The use of Electroacupuncture for the Treatment of Discogenic Sciatica

Sciatica refers to the pain that radiates along the path of the sciatica nerve, which branches from the lumbar spine of the lower back through the hips, buttocks, and down the leg.  Nearly 90% of sciatica cases are discogenic in origin and most likely caused by a lumbar disc herniation.  It may be accompanied by neurologic deficits, such as leg pain, leg paraesthesia (numbness and tingling), and low back pain.  Current treatments for discogenic sciatica include surgical and conservative treatments.  Surgical procedures can range from spinal fusions to discectomy.  Conservative treatments can range from medication, PT, spinal injections, etc.
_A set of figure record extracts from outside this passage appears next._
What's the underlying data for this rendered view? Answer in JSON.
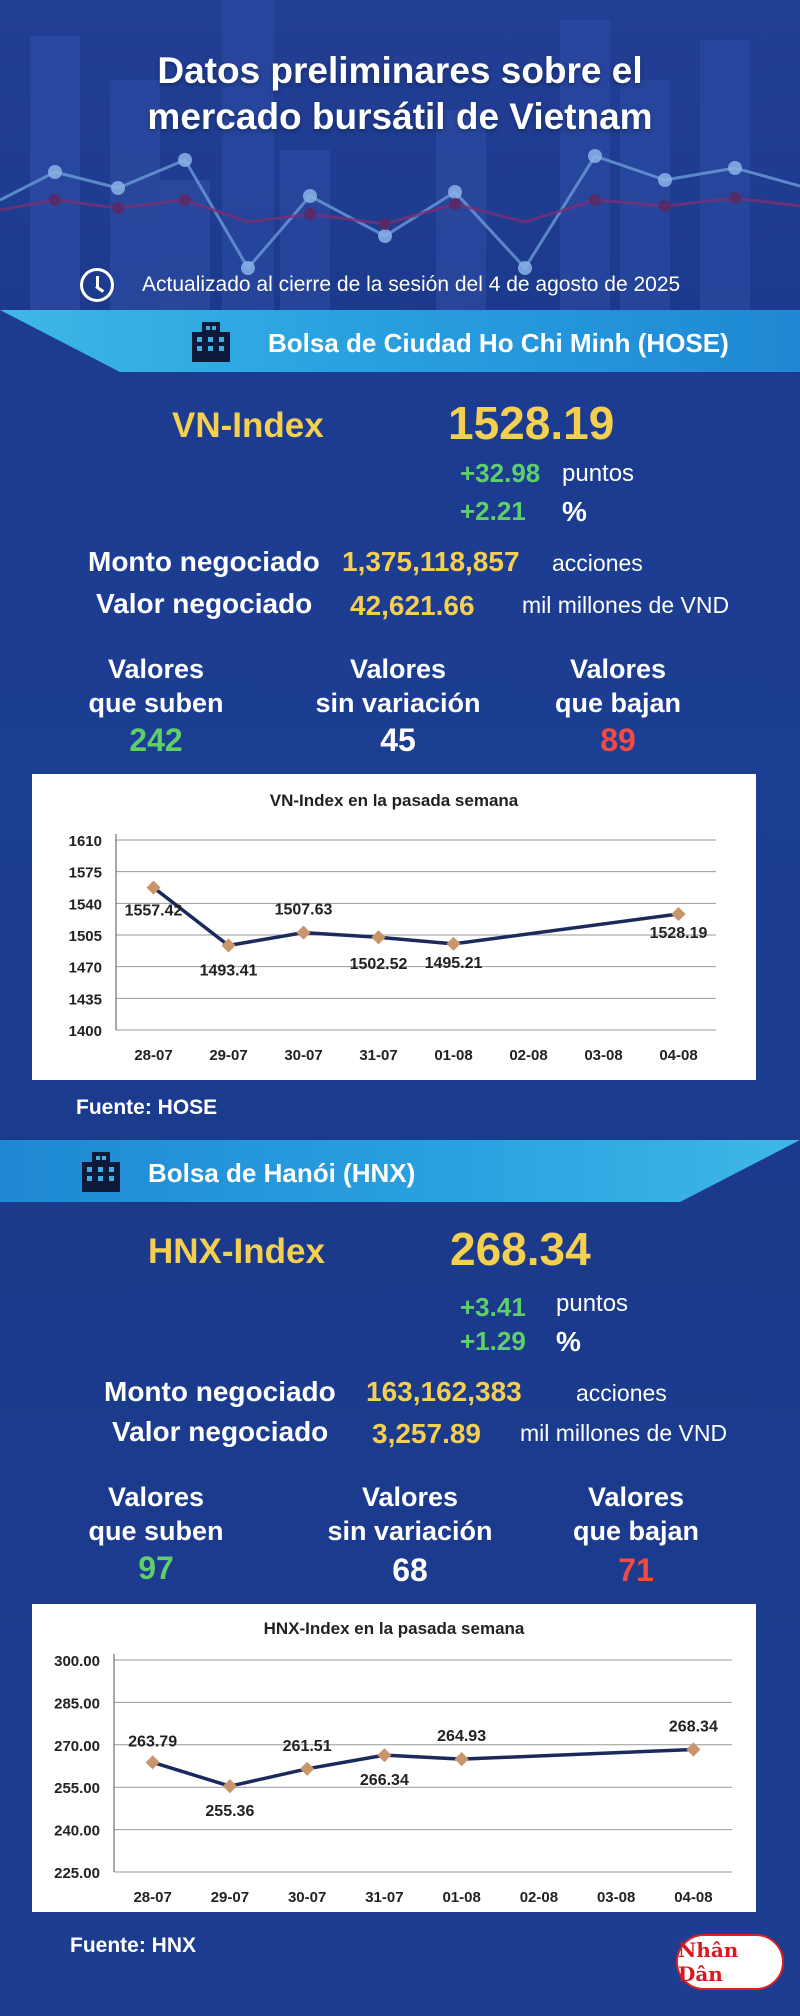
{
  "header": {
    "title_line1": "Datos preliminares sobre el",
    "title_line2": "mercado bursátil de Vietnam",
    "updated": "Actualizado al cierre de la sesión del 4 de agosto de 2025"
  },
  "hose": {
    "band_title": "Bolsa de Ciudad Ho Chi Minh (HOSE)",
    "index_name": "VN-Index",
    "index_value": "1528.19",
    "change_points": "+32.98",
    "points_unit": "puntos",
    "change_pct": "+2.21",
    "pct_unit": "%",
    "volume_label": "Monto negociado",
    "volume_value": "1,375,118,857",
    "volume_unit": "acciones",
    "value_label": "Valor negociado",
    "value_value": "42,621.66",
    "value_unit": "mil millones de VND",
    "up_label_1": "Valores",
    "up_label_2": "que suben",
    "up_count": "242",
    "same_label_1": "Valores",
    "same_label_2": "sin variación",
    "same_count": "45",
    "down_label_1": "Valores",
    "down_label_2": "que bajan",
    "down_count": "89",
    "source": "Fuente: HOSE"
  },
  "hnx": {
    "band_title": "Bolsa de Hanói (HNX)",
    "index_name": "HNX-Index",
    "index_value": "268.34",
    "change_points": "+3.41",
    "points_unit": "puntos",
    "change_pct": "+1.29",
    "pct_unit": "%",
    "volume_label": "Monto negociado",
    "volume_value": "163,162,383",
    "volume_unit": "acciones",
    "value_label": "Valor negociado",
    "value_value": "3,257.89",
    "value_unit": "mil millones de VND",
    "up_label_1": "Valores",
    "up_label_2": "que suben",
    "up_count": "97",
    "same_label_1": "Valores",
    "same_label_2": "sin variación",
    "same_count": "68",
    "down_label_1": "Valores",
    "down_label_2": "que bajan",
    "down_count": "71",
    "source": "Fuente:  HNX"
  },
  "logo_text": "Nhân Dân",
  "colors": {
    "accent_yellow": "#f5cf4f",
    "up_green": "#5fcf6a",
    "down_red": "#f04b45",
    "line_navy": "#1b2a5c",
    "marker": "#c9956a"
  },
  "chart_data": [
    {
      "type": "line",
      "title": "VN-Index en la pasada semana",
      "categories": [
        "28-07",
        "29-07",
        "30-07",
        "31-07",
        "01-08",
        "02-08",
        "03-08",
        "04-08"
      ],
      "series": [
        {
          "values": [
            1557.42,
            1493.41,
            1507.63,
            1502.52,
            1495.21,
            null,
            null,
            1528.19
          ]
        }
      ],
      "labels": [
        "1557.42",
        "1493.41",
        "1507.63",
        "1502.52",
        "1495.21",
        "",
        "",
        "1528.19"
      ],
      "yticks": [
        "1610",
        "1575",
        "1540",
        "1505",
        "1470",
        "1435",
        "1400"
      ],
      "ylim": [
        1400,
        1610
      ],
      "grid": true
    },
    {
      "type": "line",
      "title": "HNX-Index en la pasada semana",
      "categories": [
        "28-07",
        "29-07",
        "30-07",
        "31-07",
        "01-08",
        "02-08",
        "03-08",
        "04-08"
      ],
      "series": [
        {
          "values": [
            263.79,
            255.36,
            261.51,
            266.34,
            264.93,
            null,
            null,
            268.34
          ]
        }
      ],
      "labels": [
        "263.79",
        "255.36",
        "261.51",
        "266.34",
        "264.93",
        "",
        "",
        "268.34"
      ],
      "yticks": [
        "300.00",
        "285.00",
        "270.00",
        "255.00",
        "240.00",
        "225.00"
      ],
      "ylim": [
        225,
        300
      ],
      "grid": true
    }
  ]
}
Electroacupuncture (EA) has been used to treat sciatica for many decades in China.  Studies have reported that EA may effectively alleviate neuropathic pain and relieve sciatica symptoms.  A randomized clinical trial in 2017 compared the effectiveness of electroacupuncture vs medium-frequency electrotherapy (MFE) for discogenic sciatica.  MFE is also known as interferential current (IFC), a modality used by physical therapists and is similar to transcutaneous electrical nerve stimulation (TENS).

In the study, they recruited 100 participants and randomized into 2 groups: EA and MFE.  The EA group received acupuncture and electrical-stimulation at BL25 dachangshu on the affected side and bilateral Huato Jia Ji points corresponding to the lumbar disc herniation using 50 Hz frequency and a comfortably tolerated maximum current intensity.  The acupoints and frequencies used in the MFE group were the same as those used in the EA group.  The treatments in both groups were performed once daily for 5 sessions/week for the first 2 weeks and followed by 3 sessions/week for the following 2 weeks, with each session lasting 20 minutes.
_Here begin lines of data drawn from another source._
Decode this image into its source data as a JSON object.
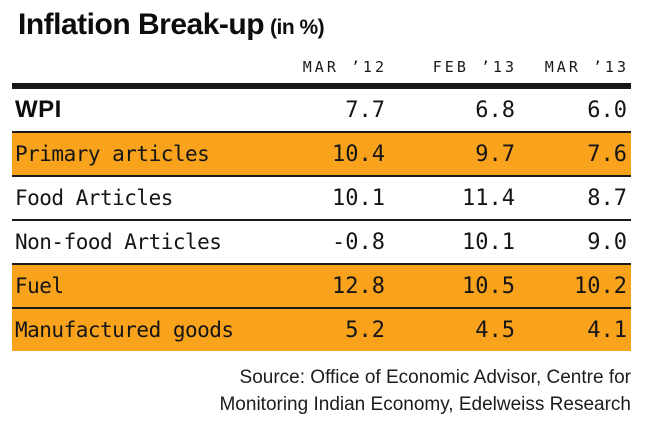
{
  "title": {
    "main": "Inflation Break-up",
    "suffix": "(in %)"
  },
  "table": {
    "columns": [
      "MAR ’12",
      "FEB ’13",
      "MAR ’13"
    ],
    "rows": [
      {
        "label": "WPI",
        "values": [
          "7.7",
          "6.8",
          "6.0"
        ],
        "highlight": false,
        "bold": true
      },
      {
        "label": "Primary articles",
        "values": [
          "10.4",
          "9.7",
          "7.6"
        ],
        "highlight": true,
        "bold": false
      },
      {
        "label": "Food Articles",
        "values": [
          "10.1",
          "11.4",
          "8.7"
        ],
        "highlight": false,
        "bold": false
      },
      {
        "label": "Non-food Articles",
        "values": [
          "-0.8",
          "10.1",
          "9.0"
        ],
        "highlight": false,
        "bold": false
      },
      {
        "label": "Fuel",
        "values": [
          "12.8",
          "10.5",
          "10.2"
        ],
        "highlight": true,
        "bold": false
      },
      {
        "label": "Manufactured goods",
        "values": [
          "5.2",
          "4.5",
          "4.1"
        ],
        "highlight": true,
        "bold": false
      }
    ]
  },
  "source": "Source: Office of Economic Advisor, Centre for Monitoring Indian Economy, Edelweiss Research",
  "colors": {
    "highlight": "#F9A21B",
    "rule": "#1c1c14",
    "text": "#111111",
    "background": "#ffffff"
  },
  "chart_data": {
    "type": "table",
    "title": "Inflation Break-up (in %)",
    "columns": [
      "MAR ’12",
      "FEB ’13",
      "MAR ’13"
    ],
    "rows": [
      {
        "label": "WPI",
        "values": [
          7.7,
          6.8,
          6.0
        ]
      },
      {
        "label": "Primary articles",
        "values": [
          10.4,
          9.7,
          7.6
        ]
      },
      {
        "label": "Food Articles",
        "values": [
          10.1,
          11.4,
          8.7
        ]
      },
      {
        "label": "Non-food Articles",
        "values": [
          -0.8,
          10.1,
          9.0
        ]
      },
      {
        "label": "Fuel",
        "values": [
          12.8,
          10.5,
          10.2
        ]
      },
      {
        "label": "Manufactured goods",
        "values": [
          5.2,
          4.5,
          4.1
        ]
      }
    ],
    "highlighted_rows": [
      "Primary articles",
      "Fuel",
      "Manufactured goods"
    ],
    "source": "Source: Office of Economic Advisor, Centre for Monitoring Indian Economy, Edelweiss Research"
  }
}
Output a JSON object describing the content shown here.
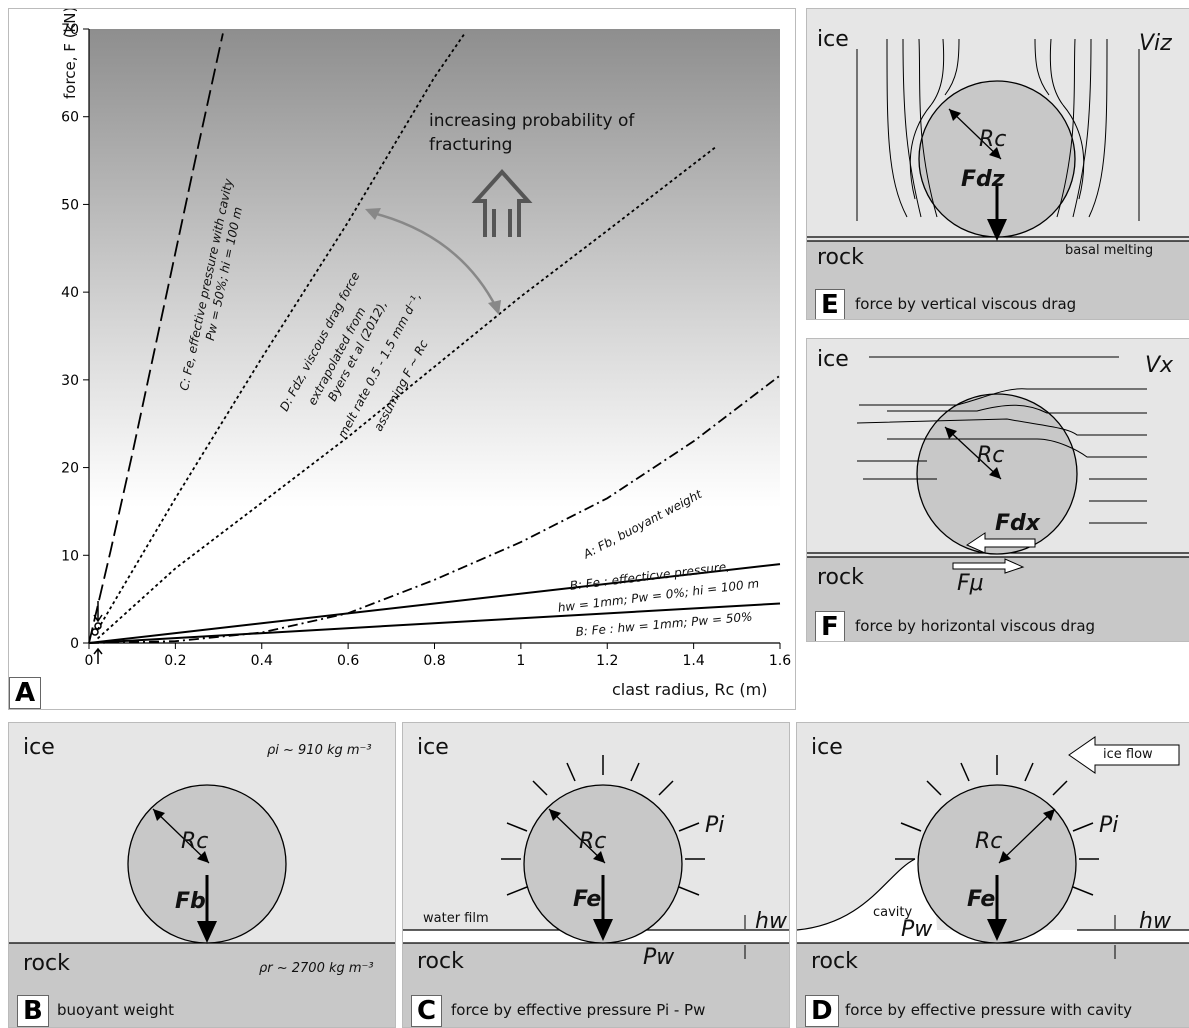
{
  "panel_a": {
    "tag": "A",
    "ylabel": "force, F (kN)",
    "xlabel": "clast radius, Rc (m)",
    "probability_text_1": "increasing  probability of",
    "probability_text_2": "fracturing",
    "curve_c_1": "C: Fe, effective pressure with cavity",
    "curve_c_2": "Pw = 50%; hi = 100 m",
    "curve_d_1": "D: Fdz, viscous drag force",
    "curve_d_2": "extrapolated from",
    "curve_d_3": "Byers et al (2012),",
    "curve_d_4": "melt rate 0.5 - 1.5 mm d⁻¹,",
    "curve_d_5": "assuming F ~ Rc",
    "curve_a": "A: Fb, buoyant weight",
    "curve_b1_1": "B: Fe : effecticve pressure,",
    "curve_b1_2": "hw = 1mm; Pw = 0%;  hi = 100 m",
    "curve_b2": "B: Fe : hw = 1mm; Pw = 50%"
  },
  "chart_data": {
    "type": "line",
    "xlabel": "clast radius, Rc (m)",
    "ylabel": "force, F (kN)",
    "xlim": [
      0,
      1.6
    ],
    "ylim": [
      0,
      70
    ],
    "x_ticks": [
      "0",
      "0.2",
      "0.4",
      "0.6",
      "0.8",
      "1",
      "1.2",
      "1.4",
      "1.6"
    ],
    "y_ticks": [
      "0",
      "10",
      "20",
      "30",
      "40",
      "50",
      "60",
      "70"
    ],
    "series": [
      {
        "name": "C: Fe, effective pressure with cavity",
        "style": "dashed-long",
        "x": [
          0,
          0.05,
          0.1,
          0.15,
          0.2,
          0.25,
          0.31
        ],
        "y": [
          0,
          10.5,
          21.5,
          33,
          44.5,
          56,
          69.5
        ]
      },
      {
        "name": "D: Fdz, viscous drag force (upper)",
        "style": "dotted",
        "x": [
          0.02,
          0.2,
          0.4,
          0.6,
          0.8,
          0.87
        ],
        "y": [
          1.5,
          16.5,
          32.5,
          48,
          64.5,
          69.5
        ]
      },
      {
        "name": "D: Fdz, viscous drag force (lower)",
        "style": "dotted",
        "x": [
          0.02,
          0.2,
          0.4,
          0.6,
          0.8,
          1.0,
          1.2,
          1.45
        ],
        "y": [
          0.5,
          8.5,
          16,
          23.5,
          31.5,
          39.5,
          47,
          56.5
        ]
      },
      {
        "name": "A: Fb, buoyant weight",
        "style": "dashdot",
        "x": [
          0,
          0.2,
          0.4,
          0.6,
          0.8,
          1.0,
          1.2,
          1.4,
          1.6
        ],
        "y": [
          0,
          0.2,
          1.2,
          3.4,
          7.2,
          11.5,
          16.5,
          23,
          30.5
        ]
      },
      {
        "name": "B: Fe : effecticve pressure, hw = 1mm; Pw = 0%; hi = 100 m",
        "style": "solid",
        "x": [
          0,
          1.6
        ],
        "y": [
          0,
          9
        ]
      },
      {
        "name": "B: Fe : hw = 1mm; Pw = 50%",
        "style": "solid",
        "x": [
          0,
          1.6
        ],
        "y": [
          0,
          4.5
        ]
      }
    ]
  },
  "panel_b": {
    "tag": "B",
    "caption": "buoyant weight",
    "ice": "ice",
    "rock": "rock",
    "rho_i": "ρi ~ 910 kg m⁻³",
    "rho_r": "ρr ~ 2700 kg m⁻³",
    "rc": "Rc",
    "force": "Fb"
  },
  "panel_c": {
    "tag": "C",
    "caption": "force by effective pressure Pi - Pw",
    "ice": "ice",
    "rock": "rock",
    "rc": "Rc",
    "force": "Fe",
    "pi": "Pi",
    "pw": "Pw",
    "hw": "hw",
    "water_film": "water film"
  },
  "panel_d": {
    "tag": "D",
    "caption": "force by effective pressure with cavity",
    "ice": "ice",
    "rock": "rock",
    "rc": "Rc",
    "force": "Fe",
    "pi": "Pi",
    "pw": "Pw",
    "hw": "hw",
    "cavity": "cavity",
    "ice_flow": "ice flow"
  },
  "panel_e": {
    "tag": "E",
    "caption": "force by vertical viscous drag",
    "ice": "ice",
    "rock": "rock",
    "rc": "Rc",
    "force": "Fdz",
    "v": "Viz",
    "basal": "basal melting"
  },
  "panel_f": {
    "tag": "F",
    "caption": "force by horizontal viscous drag",
    "ice": "ice",
    "rock": "rock",
    "rc": "Rc",
    "force": "Fdx",
    "v": "Vx",
    "fmu": "Fμ"
  }
}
The decrease in leg pain score from baseline to week 4 differed significantly between the EA group and the MFE group.  The mean change from baseline to the 4th week in average leg pain intensity was 2.3 in the EA group and 1.06  in the MFE group.  While both modalities significantly reduced leg pain scores, the EA group showed a more significant decrease compared to the MFE group.  Furthermore, they found that the pain-relieving effect of the EA (but not MFE) lasted for at least 28 weeks.  The long-term effects of EA were superior to those of MFE because the effects of EA persisted after the discontinuation of the treatment.  In addition, the EA group experienced addtional benefits: low back pain and Oswestry Disability Index both improved significantly.

This randomized controlled clinical trial demonstrated that the short-term and long-term effectiveness of EA were superior to those of MFE in improving the symptoms of leg pain and disability of chronic discogenic sciatica.

Zhang, Xue, et al. “A Randomized Clinical Trial Comparing the Effectiveness of Electroacupuncture versus Medium-Frequency Electrotherapy for Discogenic Sciatica.” Evidence-Based Complementary and Alternative Medicine, vol. 2017, 12 Apr. 2017, pp. 1–9., doi:10.1155/2017/9502718.